At the outset of the COVID-19 pandemic, the legislature of the State of New York enacted the Emergency or Disaster Treatment Protection Act (EDTPA), which initially provided, with certain exceptions, that “any health care facility or health care professional shall have immunity from any liability, civil or criminal, for any harm or damages alleged to have been sustained as a result of an act or omission in the course of arranging for or providing health care services".

That immunity applied as long as three conditions were met: (i) the services were arranged for or provided pursuant to a COVID-19 emergency rule or otherwise in accordance with applicable law; (ii) the act or omission was impacted by decisions or activities that were in response to or as a result of the COVID-19 outbreak and in support of the State’s directives; and (iii) the services were arranged or provided in good faith. On 6 April 2021, EDTPA was repealed. Litigation arose over the issue of whether the repeal was retroactive or prospective.
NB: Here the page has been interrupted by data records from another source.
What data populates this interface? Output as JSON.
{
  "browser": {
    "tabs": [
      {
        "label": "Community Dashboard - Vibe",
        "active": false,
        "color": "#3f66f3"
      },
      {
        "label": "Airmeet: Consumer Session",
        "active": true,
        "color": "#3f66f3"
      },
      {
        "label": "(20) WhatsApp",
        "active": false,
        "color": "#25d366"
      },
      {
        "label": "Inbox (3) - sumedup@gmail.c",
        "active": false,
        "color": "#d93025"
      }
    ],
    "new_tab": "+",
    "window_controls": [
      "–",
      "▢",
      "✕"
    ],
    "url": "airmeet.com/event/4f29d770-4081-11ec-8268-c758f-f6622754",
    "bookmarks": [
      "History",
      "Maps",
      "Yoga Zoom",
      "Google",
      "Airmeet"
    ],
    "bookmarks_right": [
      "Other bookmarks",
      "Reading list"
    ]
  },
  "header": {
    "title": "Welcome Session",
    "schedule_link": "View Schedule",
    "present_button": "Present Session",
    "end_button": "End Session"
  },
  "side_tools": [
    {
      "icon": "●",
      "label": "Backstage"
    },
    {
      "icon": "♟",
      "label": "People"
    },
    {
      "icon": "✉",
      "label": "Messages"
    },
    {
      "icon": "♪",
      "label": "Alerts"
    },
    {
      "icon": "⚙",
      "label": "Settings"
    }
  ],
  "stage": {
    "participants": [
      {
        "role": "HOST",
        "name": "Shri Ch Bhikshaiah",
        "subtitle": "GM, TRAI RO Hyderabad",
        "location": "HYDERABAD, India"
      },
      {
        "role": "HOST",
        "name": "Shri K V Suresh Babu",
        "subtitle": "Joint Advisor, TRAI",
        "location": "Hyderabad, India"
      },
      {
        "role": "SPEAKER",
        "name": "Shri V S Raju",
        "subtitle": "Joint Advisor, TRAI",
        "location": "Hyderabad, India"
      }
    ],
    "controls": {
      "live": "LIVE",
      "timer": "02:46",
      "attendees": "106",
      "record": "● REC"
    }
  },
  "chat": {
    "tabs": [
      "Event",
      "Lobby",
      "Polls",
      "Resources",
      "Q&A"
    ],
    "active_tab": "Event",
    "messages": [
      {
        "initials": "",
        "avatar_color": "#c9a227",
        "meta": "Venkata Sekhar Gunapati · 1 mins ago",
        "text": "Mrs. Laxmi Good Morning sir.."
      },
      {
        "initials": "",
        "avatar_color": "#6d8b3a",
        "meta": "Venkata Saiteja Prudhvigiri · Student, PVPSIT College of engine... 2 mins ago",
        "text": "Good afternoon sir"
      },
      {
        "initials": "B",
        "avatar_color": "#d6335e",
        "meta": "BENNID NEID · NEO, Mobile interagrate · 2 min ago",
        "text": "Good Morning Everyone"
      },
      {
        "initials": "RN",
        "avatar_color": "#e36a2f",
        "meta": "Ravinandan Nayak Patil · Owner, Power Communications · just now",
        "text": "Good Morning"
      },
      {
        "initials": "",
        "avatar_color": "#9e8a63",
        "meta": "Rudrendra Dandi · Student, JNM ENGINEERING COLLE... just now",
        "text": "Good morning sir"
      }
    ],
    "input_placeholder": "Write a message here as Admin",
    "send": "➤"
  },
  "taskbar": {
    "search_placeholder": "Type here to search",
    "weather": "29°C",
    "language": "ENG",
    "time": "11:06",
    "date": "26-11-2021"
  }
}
By decision of 7 October 2022, the Fourth Department of the appellate division of the Supreme Court of New York affirmed the ruling of the New York Supreme Court, Erie County, which had granted a motion to dismiss on immunity grounds filed by nursing homes in a COVID-19 related liability suit. Namely, the nursing homes had alleged they were covered by the immunity provided for by the EDTPA because its subsequent repeal did not have retrospective effect. According to the Court, “because the repeal of EDTPA, if applied to past conduct, would impact substantive rights and have retroactive effect, the presumption against retroactivity is triggered". Furthermore, from the wording of the statute, it did not result that the legislature had the intent to repeal the EDTPA retroactively. Only a clear expression of the legislative purpose, “which assures that the legislative body itself has affirmatively considered the potential unfairness of retroactive application and determined that it is an acceptable price to pay for the countervailing benefits” may have justified a retrospective application of the statute, the Court said.

Accordingly, it concluded that – as already found by the lower court – the defendants nursing homes were entitled to the immunity from liability conferred by EDTPA and dismissed the claim filed against them by the parents of a person who died from COVID-19 following treatment in their facilities.